A Node-Based Polar List Decoder with Frame Interleaving and Ensemble Decoding Support
Yuqing Ren, Leyu Zhang, Ludovic Damien Blanc, Yifei Shen, Xinwei Li, Alexios Balatsoukas-Stimming, Chuan Zhang, Andreas Burg
TL;DR
This work tackles latency and efficiency bottlenecks in node-based SCL polar decoders by introducing a frame-interleaving architecture that time-shares SCU and NPU to decode two frames concurrently. It augments the design with two dynamic stall-reduction strategies (S1 and S2) and an online instruction generator for SR/basic nodes, enabling rate-flexible operation without offline instruction storage. Additionally, graph-ensemble decoding via permuted factor graphs is integrated in Modes II/III to boost error-correcting performance with modest throughput trade-offs. The proposed 28nm FD-SOI ASIC achieves $3.34$ Gbps throughput at $692$ MHz for UL-$(1024,512)$ with an area efficiency of $2.62$ Gbps/mm$^2$, and demonstrates significant improvements over baselines in both throughput and energy efficiency while supporting all 5G NR polar codes. Overall, the framework delivers a flexible, high-throughput, area- and energy-efficient solution for low-latency polar decoding in 5G contexts, including frame and graph interleaving, SR-node processing, and online instruction generation.
Abstract
Node-based successive cancellation list (SCL) decoding has received considerable attention in wireless communications for its significant reduction in decoding latency, particularly with 5G New Radio (NR) polar codes.

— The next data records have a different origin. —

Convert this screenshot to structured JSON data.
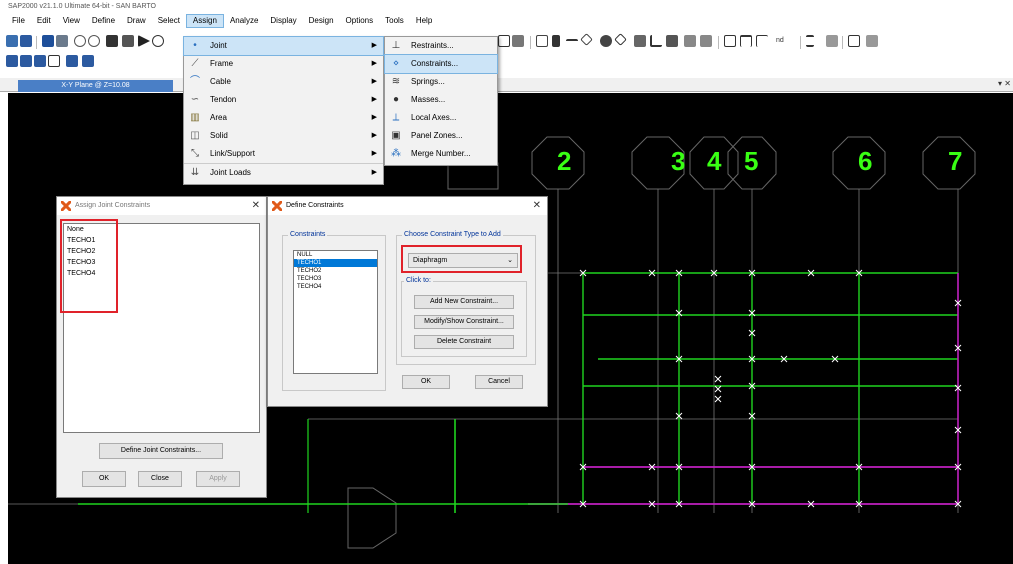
{
  "window": {
    "title": "SAP2000 v21.1.0 Ultimate 64-bit - SAN BARTO"
  },
  "menubar": [
    "File",
    "Edit",
    "View",
    "Define",
    "Draw",
    "Select",
    "Assign",
    "Analyze",
    "Display",
    "Design",
    "Options",
    "Tools",
    "Help"
  ],
  "toolbar": {
    "more_text": "nd"
  },
  "view_tab": {
    "label": "X-Y Plane @ Z=10.08"
  },
  "assign_menu": {
    "items": [
      {
        "label": "Joint",
        "icon": "joint-icon",
        "submenu": true
      },
      {
        "label": "Frame",
        "icon": "frame-icon",
        "submenu": true
      },
      {
        "label": "Cable",
        "icon": "cable-icon",
        "submenu": true
      },
      {
        "label": "Tendon",
        "icon": "tendon-icon",
        "submenu": true
      },
      {
        "label": "Area",
        "icon": "area-icon",
        "submenu": true
      },
      {
        "label": "Solid",
        "icon": "solid-icon",
        "submenu": true
      },
      {
        "label": "Link/Support",
        "icon": "link-icon",
        "submenu": true
      },
      {
        "label": "Joint Loads",
        "icon": "joint-loads-icon",
        "submenu": true
      }
    ]
  },
  "joint_submenu": {
    "items": [
      "Restraints...",
      "Constraints...",
      "Springs...",
      "Masses...",
      "Local Axes...",
      "Panel Zones...",
      "Merge Number..."
    ]
  },
  "grid_labels": [
    "2",
    "3",
    "4",
    "5",
    "6",
    "7"
  ],
  "assign_dialog": {
    "title": "Assign Joint Constraints",
    "items": [
      "None",
      "TECHO1",
      "TECHO2",
      "TECHO3",
      "TECHO4"
    ],
    "define_button": "Define Joint Constraints...",
    "ok": "OK",
    "close": "Close",
    "apply": "Apply"
  },
  "define_dialog": {
    "title": "Define Constraints",
    "constraints_label": "Constraints",
    "constraints": [
      "NULL",
      "TECHO1",
      "TECHO2",
      "TECHO3",
      "TECHO4"
    ],
    "selected": "TECHO1",
    "type_label": "Choose Constraint Type to Add",
    "type_value": "Diaphragm",
    "click_to": "Click to:",
    "add": "Add New Constraint...",
    "modify": "Modify/Show Constraint...",
    "delete": "Delete Constraint",
    "ok": "OK",
    "cancel": "Cancel"
  },
  "colors": {
    "grid_label": "#39ff14",
    "highlight_box": "#e0222a",
    "selection": "#0078d7",
    "green_frame": "#1fd41f",
    "magenta_frame": "#c020c0"
  }
}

However, the existing node-based SCL decoders are constrained by sequential processing, leading to complicated and data-dependent computational units that introduce unavoidable stalls, reducing hardware efficiency. In this paper, we present a frame-interleaving hardware architecture for a generalized node-based SCL decoder. By efficiently reusing otherwise idle computational units, two independent frames can be decoded simultaneously, resulting in a significant throughput gain. Based on this new architecture, we further exploit graph ensembles to diversify the decoding space, thus enhancing the error-correcting performance with a limited list size. Two dynamic strategies are proposed to eliminate the residual stalls in the decoding schedule, which eventually results in nearly 2x throughput compared to the state-of-the-art baseline node-based SCL decoder. To impart the decoder rate flexibility, we develop a novel online instruction generator to identify the generalized nodes and produce instructions on-the-fly. The corresponding 28nm FD-SOI ASIC SCL decoder with a list size of 8 has a core area of 1.28 mm2 and operates at 692 MHz. It is compatible with all 5G NR polar codes and achieves a throughput of 3.34 Gbps and an area efficiency of 2.62 Gbps/mm2 for uplink (1024, 512) codes, which is 1.41x and 1.69x better than the state-of-the-art node-based SCL decoders.